Well, the key to our solution is in that last phrase, “our ability to follow Christ.” If we depend simply on our own abilities, we will always “miss out” on Christ. We do not call God, we do not buy Him off a shelf, no! God first called us. Our inabilities and failures can cause our hearts to falter. To counter this, we need that great remedy of the virtue of hope, perhaps the least valued of the theological virtues. Yet, St. Paul urges us, “For in hope we were saved. Now hope that sees for itself is not hope. For who hopes for what one sees? But if we hope for what we do not see, we wait with endurance.” (Romans 8:24-25). And this hope also is not based on ourselves but in the God who is Love, whose own Spirit helps us in our weakness, who even "groans" (prays) for us!
This is why I think the season of Advent is important: It helps to build in us that virtue of hope in the midst of darkness and a changing world with all its uncertainty and to trust in the God who loves us; who became a little Baby to save us. When we are children, we wait in joyful hope for Christmas and the Christ Child, for that blessed day when we can hold the Babe of the manger in our arms (and of course, enjoy all our presents).

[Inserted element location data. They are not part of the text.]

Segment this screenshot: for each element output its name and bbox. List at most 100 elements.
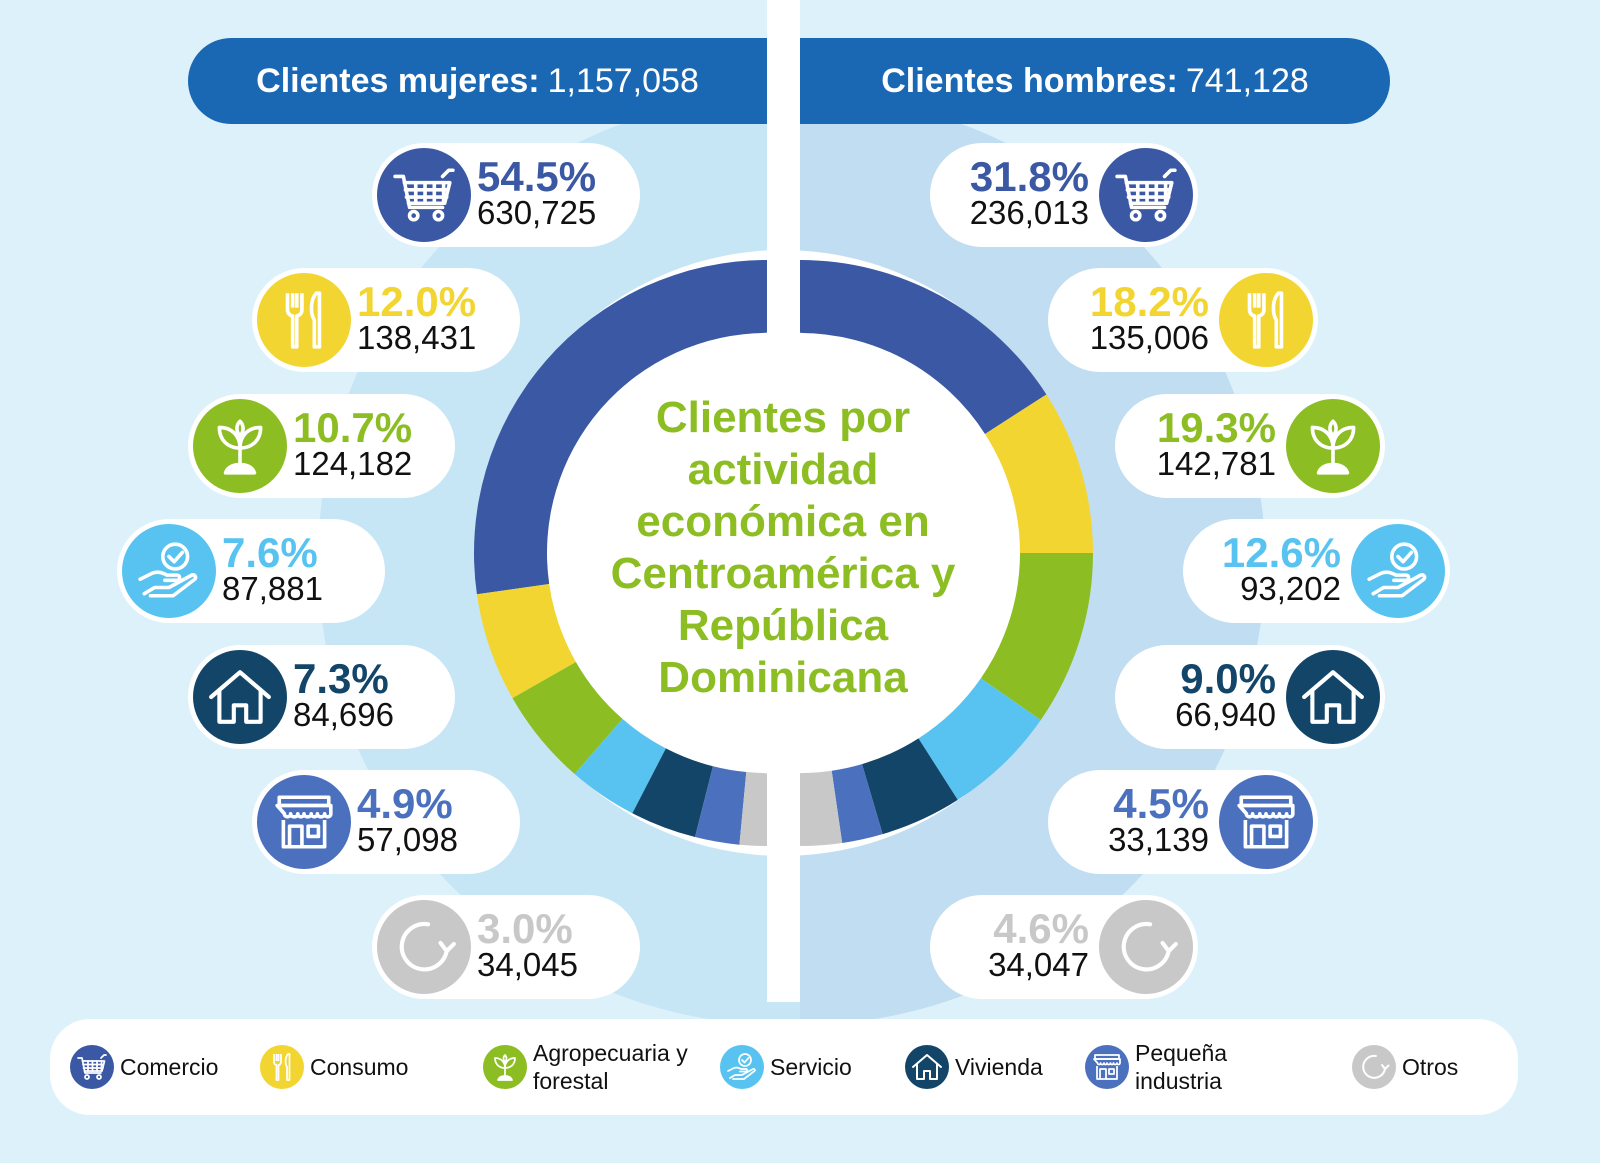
stat-count: 138,431 xyxy=(357,319,477,356)
hand-check-icon xyxy=(1365,538,1431,604)
category-badge xyxy=(1099,148,1193,242)
men-stat-consumo: 18.2% 135,006 xyxy=(1048,268,1318,372)
shopping-cart-icon xyxy=(391,162,457,228)
category-badge xyxy=(377,900,471,994)
stat-count: 33,139 xyxy=(1108,821,1209,858)
stat-text: 12.6% 93,202 xyxy=(1222,532,1341,607)
women-stat-consumo: 12.0% 138,431 xyxy=(252,268,520,372)
shopping-cart-icon xyxy=(76,1051,108,1083)
women-slice-comercio xyxy=(474,260,767,595)
legend-item-pequeña-industria: Pequeña industria xyxy=(1085,1019,1295,1115)
legend-badge xyxy=(905,1045,949,1089)
stat-percent: 7.6% xyxy=(222,529,318,576)
men-stat-servicio: 12.6% 93,202 xyxy=(1183,519,1450,623)
men-slice-servicio xyxy=(918,678,1041,800)
donut-gap xyxy=(767,250,800,860)
stat-text: 4.6% 34,047 xyxy=(988,905,1089,983)
legend-item-agropecuaria-y-forestal: Agropecuaria y forestal xyxy=(483,1019,693,1115)
sprout-icon xyxy=(207,413,273,479)
legend-label: Comercio xyxy=(120,1054,219,1080)
women-stat-pequeña-industria: 4.9% 57,098 xyxy=(252,770,520,874)
stat-count: 34,047 xyxy=(988,946,1089,983)
women-slice-pequeña-industria xyxy=(695,766,747,845)
fork-knife-icon xyxy=(271,287,337,353)
men-slice-otros xyxy=(800,770,843,846)
stat-percent: 10.7% xyxy=(293,404,413,451)
stat-text: 7.6% 87,881 xyxy=(222,529,323,607)
legend: Comercio Consumo Agropecuaria y forestal Se… xyxy=(50,1019,1518,1115)
category-badge xyxy=(1219,273,1313,367)
stat-percent: 4.5% xyxy=(1113,780,1209,827)
men-slice-vivienda xyxy=(862,738,958,835)
storefront-icon xyxy=(1091,1051,1123,1083)
legend-badge xyxy=(260,1045,304,1089)
legend-badge xyxy=(70,1045,114,1089)
legend-item-vivienda: Vivienda xyxy=(905,1019,1043,1115)
category-badge xyxy=(1351,524,1445,618)
refresh-icon xyxy=(1358,1051,1390,1083)
category-badge xyxy=(1219,775,1313,869)
stat-percent: 31.8% xyxy=(969,153,1089,200)
stat-text: 18.2% 135,006 xyxy=(1089,278,1209,356)
stat-text: 3.0% 34,045 xyxy=(477,905,578,983)
stat-percent: 3.0% xyxy=(477,905,573,952)
women-slice-servicio xyxy=(574,718,666,814)
stat-text: 9.0% 66,940 xyxy=(1175,658,1276,733)
men-label: Clientes hombres: xyxy=(881,61,1178,100)
stat-text: 10.7% 124,182 xyxy=(293,404,413,482)
hand-check-icon xyxy=(136,538,202,604)
header-women: Clientes mujeres: 1,157,058 xyxy=(188,38,767,124)
sprout-icon xyxy=(489,1051,521,1083)
house-icon xyxy=(1300,664,1366,730)
men-slice-agropecuaria-y-forestal xyxy=(980,553,1093,720)
stat-text: 54.5% 630,725 xyxy=(477,156,597,231)
stat-percent: 4.6% xyxy=(993,905,1089,952)
legend-item-otros: Otros xyxy=(1352,1019,1458,1115)
women-stat-otros: 3.0% 34,045 xyxy=(372,895,640,999)
stat-count: 84,696 xyxy=(293,696,394,733)
stat-count: 57,098 xyxy=(357,821,458,858)
legend-badge xyxy=(720,1045,764,1089)
stat-count: 93,202 xyxy=(1240,570,1341,607)
refresh-icon xyxy=(1113,914,1179,980)
stat-percent: 12.0% xyxy=(357,278,477,325)
legend-badge xyxy=(1352,1045,1396,1089)
stat-text: 19.3% 142,781 xyxy=(1156,407,1276,482)
stat-text: 12.0% 138,431 xyxy=(357,278,477,356)
women-total: 1,157,058 xyxy=(547,61,699,100)
fork-knife-icon xyxy=(266,1051,298,1083)
storefront-icon xyxy=(271,789,337,855)
category-badge xyxy=(1286,399,1380,493)
legend-label: Vivienda xyxy=(955,1054,1043,1080)
women-slice-vivienda xyxy=(632,748,713,838)
category-badge xyxy=(122,524,216,618)
category-badge xyxy=(193,399,287,493)
women-slice-consumo xyxy=(476,583,576,699)
stat-percent: 7.3% xyxy=(293,655,389,702)
legend-item-consumo: Consumo xyxy=(260,1019,408,1115)
legend-badge xyxy=(1085,1045,1129,1089)
men-stat-vivienda: 9.0% 66,940 xyxy=(1115,645,1385,749)
stat-text: 7.3% 84,696 xyxy=(293,655,394,733)
men-slice-consumo xyxy=(985,394,1093,553)
women-slice-otros xyxy=(739,772,767,846)
women-slice-agropecuaria-y-forestal xyxy=(512,662,623,774)
stat-count: 142,781 xyxy=(1156,445,1276,482)
sprout-icon xyxy=(1300,413,1366,479)
stat-text: 4.9% 57,098 xyxy=(357,780,458,858)
legend-label: Consumo xyxy=(310,1054,409,1080)
stat-percent: 18.2% xyxy=(1089,278,1209,325)
legend-item-comercio: Comercio xyxy=(70,1019,218,1115)
men-stat-otros: 4.6% 34,047 xyxy=(930,895,1198,999)
refresh-icon xyxy=(391,914,457,980)
category-badge xyxy=(1286,650,1380,744)
stat-count: 236,013 xyxy=(969,194,1089,231)
category-badge xyxy=(1099,900,1193,994)
category-badge xyxy=(257,775,351,869)
category-badge xyxy=(377,148,471,242)
legend-label: Servicio xyxy=(770,1054,852,1080)
stat-text: 4.5% 33,139 xyxy=(1108,780,1209,858)
stat-count: 66,940 xyxy=(1175,696,1276,733)
stat-count: 630,725 xyxy=(477,194,597,231)
stat-percent: 4.9% xyxy=(357,780,453,827)
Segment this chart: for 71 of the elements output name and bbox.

But as we grow up, I think we become more attuned with that “Second Coming” aspect of Advent. We held the Christ Child firmly in our arms as children. Now as adult believers, we see how much we need God to hold firmly to us as His children. When St. Paul reassures us with, “What will separate us from the love of Christ? Will anguish, or distress, or persecution, or famine, or nakedness, or peril, or the sword?” (Romans 8:35), he is not negating that anguish or distress or persecution will happen to us in this world. Rather, he negates that they can cause us to “miss out” on God and instead affirms that in all these things we are "more than conquerors through Him who loved us" (Romans 8:37).
So let us be ready- watchful in hope, waiting in trust, but above all, faithful to the One who loves us.